Pengangkatan seorang imam harus melalui konsesus ummat. Al-Mawardi
merinci bahwa idealnya seorang imam harus memiliki 7 kriteria,
diantaranya adalah bahwa ia harus keturunan suku Quraish, perlunya
pembentukan lembaga pemilihan umum dan kualifikasi para pengelolanya,
hak suara harus diberikan kepada seluruh umat Islam, tidak hanya yang
berada dalam kota-kota besar, seorang imam bisa dipilih dengan 2 cara,
lewat lembaga pemilihan umum dan lewat penunjukan imam yang sedang
berkuasa. Al-Mawardi berpendapat bahwa seorang khalifah pada dasarnya
cukup di pilih seorang saja. Pendapat ini didasarkan fakta sejarah bahwa
Abu Bakr dan Utsman hanya dipilih oleh 5 orang dan juga tradisi dari
'Abbas. 'Abbas pernah berkata kepada 'Ali: "Angkat
tanganmu, aku akan bersumpah setia padamu, dan ketika semua orang tahu
bahwa paman nabi telah bersumpah setia kepada keponakannya, maka tidak
akan ada seorangpun yang akan keberatan terhadap kepemimpinanmu". Pemikiran-pemikiran
dari ahli-ahli politik Sunni cenderung membelah dan mempertahankan
kehidupan kekuasaan. Jarang pula pemikiran politik dan kewarganegaraan
mereka menjadi alat legitimasi bagi kekuasaan khalifah yang memerintah.
C.Perkembangannya kemudian
Ahlus-Sunnah
pada masa kekuasaan Bani Umayyah masih dalam keadaan mencari bentuk,
hal ini dapat dilihat dengan perkembangan empat mazhab yang ada di tubuh
Sunni. Abu Hanifah, pendiri Mazhab Hanafi, hidup pada masa perkembangan
awal kekuasaan Bani Abbasiyah.
Madzhab / aliran Fiqh
Terdapat
empat mazhab yang paling banyak diikuti oleh Muslim Sunni. Di dalam
keyakinan sunni empat mazhab yang mereka miliki valid untuk diikuti.
Perbedaan yang ada pada setiap mazhab tidak bersifat fundamental.
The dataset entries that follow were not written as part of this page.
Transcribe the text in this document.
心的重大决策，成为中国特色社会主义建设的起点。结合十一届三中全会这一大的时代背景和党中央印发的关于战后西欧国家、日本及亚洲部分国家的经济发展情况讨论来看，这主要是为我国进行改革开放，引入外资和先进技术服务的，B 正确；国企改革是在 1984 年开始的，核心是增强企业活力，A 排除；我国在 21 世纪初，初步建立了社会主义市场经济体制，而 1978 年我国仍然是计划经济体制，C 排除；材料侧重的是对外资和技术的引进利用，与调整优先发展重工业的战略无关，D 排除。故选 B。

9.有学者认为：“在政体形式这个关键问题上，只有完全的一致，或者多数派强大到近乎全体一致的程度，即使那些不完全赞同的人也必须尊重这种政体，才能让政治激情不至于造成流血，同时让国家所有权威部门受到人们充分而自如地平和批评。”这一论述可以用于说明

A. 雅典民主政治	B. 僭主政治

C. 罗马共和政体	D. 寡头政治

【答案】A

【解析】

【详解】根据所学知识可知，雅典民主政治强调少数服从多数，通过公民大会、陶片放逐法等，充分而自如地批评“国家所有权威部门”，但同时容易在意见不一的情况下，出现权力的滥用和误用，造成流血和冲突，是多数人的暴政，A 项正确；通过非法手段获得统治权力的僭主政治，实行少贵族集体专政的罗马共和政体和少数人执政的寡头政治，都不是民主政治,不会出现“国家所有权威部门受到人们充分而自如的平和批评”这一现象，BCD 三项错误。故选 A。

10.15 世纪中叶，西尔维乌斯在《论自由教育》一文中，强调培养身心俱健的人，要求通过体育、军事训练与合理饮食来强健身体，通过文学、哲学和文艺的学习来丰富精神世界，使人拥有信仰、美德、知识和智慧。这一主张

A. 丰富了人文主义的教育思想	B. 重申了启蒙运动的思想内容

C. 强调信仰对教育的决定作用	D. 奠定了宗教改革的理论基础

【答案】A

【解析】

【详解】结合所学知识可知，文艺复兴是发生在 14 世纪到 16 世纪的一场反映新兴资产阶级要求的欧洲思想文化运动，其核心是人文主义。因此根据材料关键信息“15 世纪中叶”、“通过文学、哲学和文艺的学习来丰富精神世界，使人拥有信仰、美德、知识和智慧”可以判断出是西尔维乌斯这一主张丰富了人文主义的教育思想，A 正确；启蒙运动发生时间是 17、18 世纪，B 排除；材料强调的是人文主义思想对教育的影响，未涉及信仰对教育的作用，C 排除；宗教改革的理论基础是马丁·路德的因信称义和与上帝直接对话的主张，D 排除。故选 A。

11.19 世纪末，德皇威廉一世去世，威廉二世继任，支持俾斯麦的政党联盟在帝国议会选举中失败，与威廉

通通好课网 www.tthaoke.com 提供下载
Perbedaan mazhab bukan pada hal aqidah (pokok keimanan) tapi lebih pada
tata cara ibadah. Para Imam mengatakan bahwa mereka hanya berijtihad
dalam hal yang memang tidak ada keterangan tegas dan jelas dalam al
Quran atau untuk menentukan kapan suatu hadis bisa diamalkan dan
bagaimana hubungannya dengan hadis-hadis lain dalam tema yang sama.
Mengikuti hasil ijtihad tanpa mengetahui dasarnya adalah terlarang dalam
hal akidah, tetapi dalam tata cara ibadah masih dibolehkan, karena
rujukan kita adalah Rasulullah saw. dan beliau memang tidak pernah
memerintahkan untuk beribadah dengan terlebih dahulu mencari
dalil-dalilnya secara langsung, karena jika hal itu wajib bagi setiap
muslim maka tidak cukup waktu sekaligus berarti agama itu tidak lagi
bersifat mudah.
Hanafi
Didirikan
oleh Imam Abu Hanifah, Mazhab Hanafi adalah yang paling dominan di
dunia Islam (sekitar 45%), penganutnya banyak terdapat di Asia Selatan
(Pakistan, India, Bangladesh, Sri Lanka, dan Maladewa), Mesir bagian
Utara, separuh Irak, Syiria, Libanon dan Palestina (campuran Syafi'i dan
Hanafi), Kaukasia (Chechnya, Dagestan).
Maliki
Didirikan
oleh Imam Malik, diikuti oleh sekitar 20% muslim di seluruh dunia.
Mazhab ini dominan di negara-negara Afrika Barat dan Utara. Mazhab ini
memiliki keunikan dengan menyodorkan tata cara hidup penduduk madinah
sebagai sumber hukum karena Nabi Muhammad Hijrah, hidup dan meninggal di sana dan kadang-kadang kedudukannya dianggap lebih tinggi dari hadits
Syafi'i
Dinisbatkan
kepada Imam Syafi'i memiliki penganut sekitar 28% muslim di dunia.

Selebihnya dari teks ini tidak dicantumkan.